Two major scientific errors occurred in the management of Atlantic cod stocks during the 1980s and early1990s. First, the estimates of the size of the cod stock were far too high. Cod stocks are estimated by measuring the catch in a series of fishing surveys off the coast. Cod were not randomly spread over the fishing area but were concentrated in high density aggregations; because of this, the estimates of population size were too large. Second, the mortality rate of cod from fishing was grossly underestimated because there are sources of mortality that are not measured by fishery scientists. Young cod that are too small are illegal to sell, and this incidental catch ("bycatch") is usually discarded at sea, causing mortality that is due to fishing but was never measured; because this bycatch did not contribute to the yield of the fishery, it wasn't counted in the harvest. As the abundance of older legal fish was reduced, more and more undersized illegal fish would be caught and discarded. The size of this discarded catch can be enormous, with reports from some fishing trawlers of having to catch 500,000 cod and discard 300,000 undersize fish to get 200,000 legal-sized cod. This increase in mortality rates of young fish would impact directly on how many cod reached the adult age of 6-7 years and could reproduce.
The Atlantic cod collapse has devastated the economy of the Canadian island of Newfoundland and cost Canadian taxpayers at least $4 billion. The recovery of the Atlantic cod will take decades, yet there is continuing political pressure to reopen the fishery. There has been limited evidence of stock recovery during recent years, and cod are only slowly increasing in the absence of a commercial fishery. Fishery scientists estimate that it will take more than a decade to have sufficient population recovery to support a normal fishery for cod. The intervening years look bleak for the fishing industry of Newfoundland, and a fishery that was sustained for 500 years has been destroyed in a few decades.

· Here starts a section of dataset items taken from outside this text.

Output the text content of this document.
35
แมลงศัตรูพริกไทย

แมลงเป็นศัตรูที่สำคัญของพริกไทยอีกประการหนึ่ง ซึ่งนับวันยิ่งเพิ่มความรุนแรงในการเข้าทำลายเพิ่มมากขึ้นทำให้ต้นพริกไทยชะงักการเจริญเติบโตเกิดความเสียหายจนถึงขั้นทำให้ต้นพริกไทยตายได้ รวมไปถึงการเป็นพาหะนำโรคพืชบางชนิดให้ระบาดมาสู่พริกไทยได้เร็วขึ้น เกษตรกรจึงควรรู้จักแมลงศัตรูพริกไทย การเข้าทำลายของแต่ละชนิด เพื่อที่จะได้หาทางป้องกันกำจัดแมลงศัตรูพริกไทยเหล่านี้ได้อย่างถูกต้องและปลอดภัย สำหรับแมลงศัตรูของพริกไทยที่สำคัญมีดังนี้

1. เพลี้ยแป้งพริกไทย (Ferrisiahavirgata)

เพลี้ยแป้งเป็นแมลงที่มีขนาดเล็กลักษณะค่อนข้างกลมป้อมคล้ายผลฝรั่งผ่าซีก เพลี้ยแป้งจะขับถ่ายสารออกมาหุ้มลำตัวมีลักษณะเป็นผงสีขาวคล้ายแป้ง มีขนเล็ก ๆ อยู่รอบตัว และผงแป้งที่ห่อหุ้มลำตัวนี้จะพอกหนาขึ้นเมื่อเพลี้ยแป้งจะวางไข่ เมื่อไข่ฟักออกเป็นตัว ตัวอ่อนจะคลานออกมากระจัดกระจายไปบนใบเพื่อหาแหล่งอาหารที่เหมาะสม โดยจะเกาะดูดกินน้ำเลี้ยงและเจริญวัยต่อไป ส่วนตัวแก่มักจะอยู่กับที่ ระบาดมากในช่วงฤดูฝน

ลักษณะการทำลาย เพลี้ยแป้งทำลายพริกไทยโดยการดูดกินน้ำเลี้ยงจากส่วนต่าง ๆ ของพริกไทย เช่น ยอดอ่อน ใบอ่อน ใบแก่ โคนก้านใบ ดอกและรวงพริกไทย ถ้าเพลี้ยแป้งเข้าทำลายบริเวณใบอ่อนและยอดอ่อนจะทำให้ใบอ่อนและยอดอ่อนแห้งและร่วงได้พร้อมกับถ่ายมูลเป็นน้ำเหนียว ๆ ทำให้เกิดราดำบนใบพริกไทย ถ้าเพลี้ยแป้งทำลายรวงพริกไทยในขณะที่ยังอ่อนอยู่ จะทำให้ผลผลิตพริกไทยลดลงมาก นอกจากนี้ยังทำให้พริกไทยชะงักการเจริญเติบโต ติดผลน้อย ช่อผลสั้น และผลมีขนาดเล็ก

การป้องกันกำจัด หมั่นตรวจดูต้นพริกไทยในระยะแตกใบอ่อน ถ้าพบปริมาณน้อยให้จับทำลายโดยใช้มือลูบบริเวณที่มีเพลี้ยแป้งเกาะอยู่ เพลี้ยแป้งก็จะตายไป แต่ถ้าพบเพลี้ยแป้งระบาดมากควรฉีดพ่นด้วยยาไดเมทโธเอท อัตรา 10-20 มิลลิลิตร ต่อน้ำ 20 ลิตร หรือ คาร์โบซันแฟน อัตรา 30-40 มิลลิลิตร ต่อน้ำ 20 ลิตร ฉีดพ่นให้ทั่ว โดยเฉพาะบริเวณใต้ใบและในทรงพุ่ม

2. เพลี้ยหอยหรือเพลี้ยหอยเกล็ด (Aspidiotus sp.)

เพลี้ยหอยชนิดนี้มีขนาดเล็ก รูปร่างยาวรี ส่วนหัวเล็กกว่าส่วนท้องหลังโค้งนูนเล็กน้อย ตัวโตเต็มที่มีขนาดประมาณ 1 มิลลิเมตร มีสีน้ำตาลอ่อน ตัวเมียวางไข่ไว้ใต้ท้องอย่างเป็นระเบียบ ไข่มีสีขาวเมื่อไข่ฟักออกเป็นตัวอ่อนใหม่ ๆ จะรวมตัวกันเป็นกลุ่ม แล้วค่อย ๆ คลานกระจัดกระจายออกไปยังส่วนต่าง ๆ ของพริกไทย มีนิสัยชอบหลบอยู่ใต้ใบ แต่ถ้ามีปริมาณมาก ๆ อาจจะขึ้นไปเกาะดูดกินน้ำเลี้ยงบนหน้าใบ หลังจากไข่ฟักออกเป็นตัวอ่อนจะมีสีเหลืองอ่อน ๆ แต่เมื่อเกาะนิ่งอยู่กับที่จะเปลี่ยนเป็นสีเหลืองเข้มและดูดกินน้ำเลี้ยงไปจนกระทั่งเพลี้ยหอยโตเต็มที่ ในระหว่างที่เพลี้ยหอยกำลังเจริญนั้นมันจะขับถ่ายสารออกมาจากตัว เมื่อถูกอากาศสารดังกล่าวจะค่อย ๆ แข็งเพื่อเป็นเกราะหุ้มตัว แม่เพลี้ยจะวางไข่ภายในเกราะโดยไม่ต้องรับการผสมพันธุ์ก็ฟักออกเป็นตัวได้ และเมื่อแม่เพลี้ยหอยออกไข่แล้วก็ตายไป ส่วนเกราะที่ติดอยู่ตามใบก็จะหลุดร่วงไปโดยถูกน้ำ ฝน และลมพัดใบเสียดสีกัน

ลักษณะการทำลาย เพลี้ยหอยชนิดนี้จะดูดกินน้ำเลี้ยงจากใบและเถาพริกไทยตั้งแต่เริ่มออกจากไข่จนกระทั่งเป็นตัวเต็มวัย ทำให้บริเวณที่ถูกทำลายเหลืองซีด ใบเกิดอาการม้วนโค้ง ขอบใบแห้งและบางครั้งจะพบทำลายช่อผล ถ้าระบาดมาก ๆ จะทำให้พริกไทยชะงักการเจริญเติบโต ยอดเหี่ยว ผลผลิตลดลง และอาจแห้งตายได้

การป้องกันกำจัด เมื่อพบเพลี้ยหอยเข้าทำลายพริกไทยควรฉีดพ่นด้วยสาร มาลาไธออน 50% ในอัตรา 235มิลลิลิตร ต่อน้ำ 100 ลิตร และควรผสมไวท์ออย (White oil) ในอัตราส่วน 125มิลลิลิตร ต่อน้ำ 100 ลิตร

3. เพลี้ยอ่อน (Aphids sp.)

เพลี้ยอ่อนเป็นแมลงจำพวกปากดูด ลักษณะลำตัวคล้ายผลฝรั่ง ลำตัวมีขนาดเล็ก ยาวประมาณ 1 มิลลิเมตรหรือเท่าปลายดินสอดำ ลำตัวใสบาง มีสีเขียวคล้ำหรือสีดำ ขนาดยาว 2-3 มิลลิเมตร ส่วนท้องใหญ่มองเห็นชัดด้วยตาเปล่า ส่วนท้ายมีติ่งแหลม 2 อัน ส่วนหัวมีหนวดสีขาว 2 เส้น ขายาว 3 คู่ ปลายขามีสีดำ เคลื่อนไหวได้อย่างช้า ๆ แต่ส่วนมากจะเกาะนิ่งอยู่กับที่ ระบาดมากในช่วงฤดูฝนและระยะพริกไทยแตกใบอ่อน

Because the fishing industry operates in both a social and an ecological framework, it is subject to political conflicts that confront ecological reality. These conflicts are often not resolved, and the fishery suffers. Two forces drive up the fishery's harvest to unsustainable levels. In good years the profits are high and more investments in better boats and better nets are made, and the fishery becomes more efficient. In poor years the government is asked for financial subsidies to maintain employment, and a high harvest rate is maintained when it should be reduced. The net result is to drive the system toward a collapse.
The collapse of the Atlantic cod fishery illustrates "the tragedy of the commons," a term coined by Garrett Hardin in 1968 to describe the overexploitation of resources that are open for anyone to use. Whenever a resource like a marine fishery is held in common by all the people, the best policy for every individual is to overharvest the resource. There can be no reason to stop harvesting at some optimum point because you as an individual can always make more money by overharvesting, and if you do not overharvest, your neighbor will. This overexploitation of common property resources can be averted only by some form of regulations that restrict harvesting, or by converting a common property resource to a private resource through private ownership.